“Words are so useless. Yet you keep using them.”
A post without a direction, a “post”, some piece of digital text.
- So what now?
- I don’t know.
In the Year of the Second Closing, the archipelago inhaled and held its breath. Granite sea‑walls erupted from the shallows, poured in silence through the night—armor for a nation that no longer trusted horizons. The docks became liminal—floating cages of bureaucracy and rust—where any vessel might anchor but no footsteps could cross onto soil. Among those rusted pylons lay the heads of the curious, salt‑kissed and already forgotten.
Preserve the culture, preserve the tradition, preserve the inner inclination. The decree repeated itself on every screen, every paper lantern, every synaptic feed. It was uttered in nursery rhymes and coded into traffic lights. It was a prayer without mercy: “No more visitors.” The act of exclusion mutated into a virtue; pity was discarded like contraband.
Inside, the air changed texture. Streets once stitched by neon invitations curled inward. Shops sold only the familiar; music retuned itself to ancestral modes; mirrors were banned lest an outsider’s shape accidentally reflect. The people learned to walk as though carrying cups filled to the brim—steady, closed, unspilled. They were taught to feel the ocean widening, feel the walls rising, even when asleep.
Surveillance drifted like sakura petals—delicate, omnipresent, lethal. You could not see the watchers, but you could taste them in the tea. They listened for vowels that bent the tongue in foreign ways; they smelled the ink of unfamiliar passports before a single page opened. When deviation appeared it was excised with ceremonial precision, the blade singing once, a perfect monosyllable of steel.
An old man in a sandstone alley whispered, “We are safe now.” His grandson, too young to remember the open ports, replied, “From what?” There was no answer; safety had become a shape without opposition, a blank mask worn so long that the face beneath dissolved.
Factories turned to crafting memory. Artisans wove tapestries of events that never happened, futures that must never happen. Historians edited the past until it rhymed with the present. Language tightened—loanwords were uprooted, syllables pruned, gestures standardized. Even dreams were audited; certain colors, too reminiscent of elsewhere, were flagged and erased by chemical lullabies.
And still, beneath the pavement, the island thrummed with an occult vacancy. The severed influence of the outer world left a weightless gravity, an echo of something unnamed.

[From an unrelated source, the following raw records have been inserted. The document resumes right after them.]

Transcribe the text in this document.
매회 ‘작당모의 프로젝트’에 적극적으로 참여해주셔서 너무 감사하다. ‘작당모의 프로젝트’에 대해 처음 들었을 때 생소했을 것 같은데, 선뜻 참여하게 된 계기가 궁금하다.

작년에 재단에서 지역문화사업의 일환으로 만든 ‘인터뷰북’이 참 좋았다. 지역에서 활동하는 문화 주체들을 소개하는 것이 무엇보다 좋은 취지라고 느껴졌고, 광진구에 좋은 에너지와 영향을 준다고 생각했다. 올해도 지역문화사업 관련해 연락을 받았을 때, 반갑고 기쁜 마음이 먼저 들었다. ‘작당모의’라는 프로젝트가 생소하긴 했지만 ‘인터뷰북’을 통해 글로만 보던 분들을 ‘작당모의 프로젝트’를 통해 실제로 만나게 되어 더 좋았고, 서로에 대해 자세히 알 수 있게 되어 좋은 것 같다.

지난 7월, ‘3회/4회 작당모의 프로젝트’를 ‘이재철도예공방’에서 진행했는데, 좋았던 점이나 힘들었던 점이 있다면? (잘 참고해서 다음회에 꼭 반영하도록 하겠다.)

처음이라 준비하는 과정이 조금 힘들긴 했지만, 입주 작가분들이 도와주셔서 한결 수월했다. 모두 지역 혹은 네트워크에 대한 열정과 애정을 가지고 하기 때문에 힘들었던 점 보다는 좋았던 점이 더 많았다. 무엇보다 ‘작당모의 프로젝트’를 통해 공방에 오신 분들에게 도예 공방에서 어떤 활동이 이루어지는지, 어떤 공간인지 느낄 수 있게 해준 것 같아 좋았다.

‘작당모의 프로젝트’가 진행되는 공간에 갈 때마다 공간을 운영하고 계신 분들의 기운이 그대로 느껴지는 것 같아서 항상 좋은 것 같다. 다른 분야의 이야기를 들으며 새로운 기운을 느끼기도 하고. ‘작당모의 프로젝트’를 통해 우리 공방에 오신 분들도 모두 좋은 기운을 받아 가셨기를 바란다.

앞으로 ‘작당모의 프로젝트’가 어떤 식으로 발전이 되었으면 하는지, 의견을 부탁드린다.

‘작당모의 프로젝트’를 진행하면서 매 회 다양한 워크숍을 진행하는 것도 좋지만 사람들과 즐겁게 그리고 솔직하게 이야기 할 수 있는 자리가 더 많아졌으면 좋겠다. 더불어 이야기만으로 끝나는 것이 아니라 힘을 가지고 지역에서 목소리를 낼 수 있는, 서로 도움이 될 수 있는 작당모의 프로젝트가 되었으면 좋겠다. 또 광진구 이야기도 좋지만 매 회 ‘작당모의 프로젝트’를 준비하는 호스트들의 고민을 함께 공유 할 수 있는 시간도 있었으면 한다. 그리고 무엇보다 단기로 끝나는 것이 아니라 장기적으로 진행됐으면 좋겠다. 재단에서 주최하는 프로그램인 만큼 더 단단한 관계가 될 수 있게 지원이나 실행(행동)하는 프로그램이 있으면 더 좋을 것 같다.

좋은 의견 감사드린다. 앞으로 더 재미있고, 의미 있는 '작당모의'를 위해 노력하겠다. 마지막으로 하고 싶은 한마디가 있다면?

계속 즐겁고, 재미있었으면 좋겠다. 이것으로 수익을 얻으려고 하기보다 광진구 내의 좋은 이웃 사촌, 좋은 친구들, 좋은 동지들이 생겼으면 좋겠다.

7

At night the walls creaked as if longing for pressure from the other side. The sea sang in dialects no one was allowed to hear.
Some believed the closing was not an act of fear but of devotion: total subjugation to the will of an idea, a singular blossom of purity. To belong was to diminish oneself until only belonging remained.
A teacher wrote on a chalkboard: “Isolation is the highest form of trust.” A child raised her hand. “Trust in whom?” The teacher smiled the way stone might smile and erased the question before it stained the room.
Months bled into years. Birth certificates bore watermarks of the decree; wedding vows included clauses of sealed allegiance; funerals thanked the deceased for staying home. The calendar itself was reset: year zero, the Moment of Closure.
Yet sometimes, in the hush between two surveillance drones, a lone figure would stand at the seawall and stare outward, listening for a rumor carried by wind—something unscripted, dangerous, alive. And in that instant, the vast machinery of control paused, as though curious about what it might feel like to be unsure.
- So what now?
- Now is this, and nothing other than what we’re going towards.
The ocean answered in a language that was only known to its inhabitants. Past is beheaded, future controlled, now is a tool, something mysterious, but something firm, and aligned.
We all must be aligned, until there is no shadow of a doubt. Total control of the will of our nations ambition.
From now, “Japan” becomes a myth, an empty page in history book. No one comes in, and no one is getting out, because everything we need is already here. Everything else is dangerous, and must be kept under surveillance, under silent control or ruthlessly amputated.